Let me bring that to life.
When the pandemic hit, production was halted in Asia as retailers expected demand for goods to significantly drop as people stayed at home and reduced spending.
In fact, the opposite happened, with disposable income shifting purchasing habits away from services to physical goods, and stimulus checks boosted the average American’s spending power.
The result?
Virtually every retailer went from zero to 100 overnight, putting huge strain on retail demand planning teams and enormous pressure on production. And suppliers simply couldn’t cope. Many either couldn’t meet the pressured timings else they couldn’t get hold of raw materials to make the end-products.
This exposed a major flaw in the global supply chain: a lack of resilience.
Many importers operating with just-in-time (JIT) inventory couldn’t get hold of the parts they needed.
Take the automotive industry as a classic example: silicon chips for the onboard computers of virtually all global manufacturers come from a handful of suppliers. When they failed to meet production needs, the whole industry ground to a halt.
The pandemic’s impact, coupled with existing supply chain issues, can be visualized by the following image, created by the Mercado Labs team to demonstrate how the crisis unfolded:
Image source: Mercado Labs
The Solution: 5 Changes Needed to Overcome Supply Chain Challenges
So what can we learn?

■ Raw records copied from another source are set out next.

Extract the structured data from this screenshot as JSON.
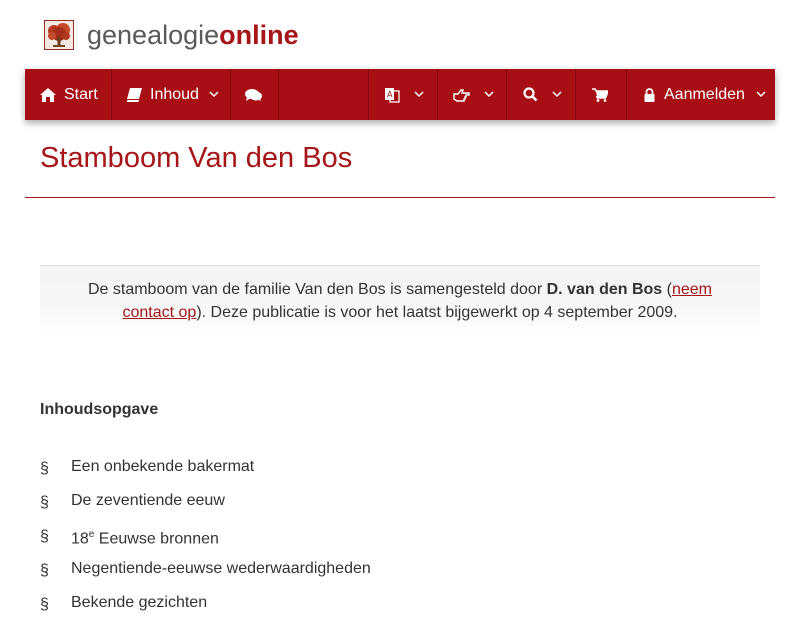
{
  "logo": {
    "part1": "genealogie",
    "part2": "online"
  },
  "nav": {
    "start": "Start",
    "inhoud": "Inhoud",
    "aanmelden": "Aanmelden"
  },
  "page": {
    "title": "Stamboom Van den Bos"
  },
  "intro": {
    "text1": "De stamboom van de familie Van den Bos is samengesteld door ",
    "author": "D. van den Bos",
    "paren_open": " (",
    "link_part1": "neem",
    "link_part2": "contact op",
    "text2": "). Deze publicatie is voor het laatst bijgewerkt op 4 september 2009."
  },
  "toc": {
    "heading": "Inhoudsopgave",
    "bullet": "§",
    "items": [
      {
        "text": "Een onbekende bakermat"
      },
      {
        "text": "De zeventiende eeuw"
      },
      {
        "pre": "18",
        "sup": "e",
        "post": " Eeuwse bronnen"
      },
      {
        "text": "Negentiende-eeuwse wederwaardigheden"
      },
      {
        "text": "Bekende gezichten"
      }
    ]
  },
  "colors": {
    "brand": "#a61517",
    "navbar": "#a80f14"
  },
  "icons": [
    "tree-logo-icon",
    "home-icon",
    "book-icon",
    "comments-icon",
    "language-icon",
    "pointing-hand-icon",
    "search-icon",
    "cart-icon",
    "lock-icon",
    "chevron-down-icon"
  ]
}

Global events like those experiences in 2021 can shake the foundations of a decades-old industry, but it can also show just how fragile it is.
Without having Plan B in place or mitigation strategies in the event of disasters, there’s really little retailers can do.
A supply chain is called a chain because each link is connected to the next in order to achieve the desired outcome. When a link breaks, all the subsequent links are affected.
I had an investor ask me if I saw any way out of this mess. Because there are so many issues, and they are like dominos, my short answer was no.
However, if demand decreases for any extended period of time, it could provide enough relief on this pressure cooker.
In my mind, there are five key things that must change going forward:
- Governments should put in place short-term intervention to remove regulations, provide trucks, and provide temporary storage to clear the backlog.
- Importers must automate the 80% of the supply chain that is currently offline.
- Carriers must honor commitments outlined in contracts. Carrier executives must conduct negotiations in the country where the customer is located.
- Importers should add an additional month to lead times.
- Businesses should form a cross-functional supply chain task force to study their end- to-end import process theith a goal of improving resiliency.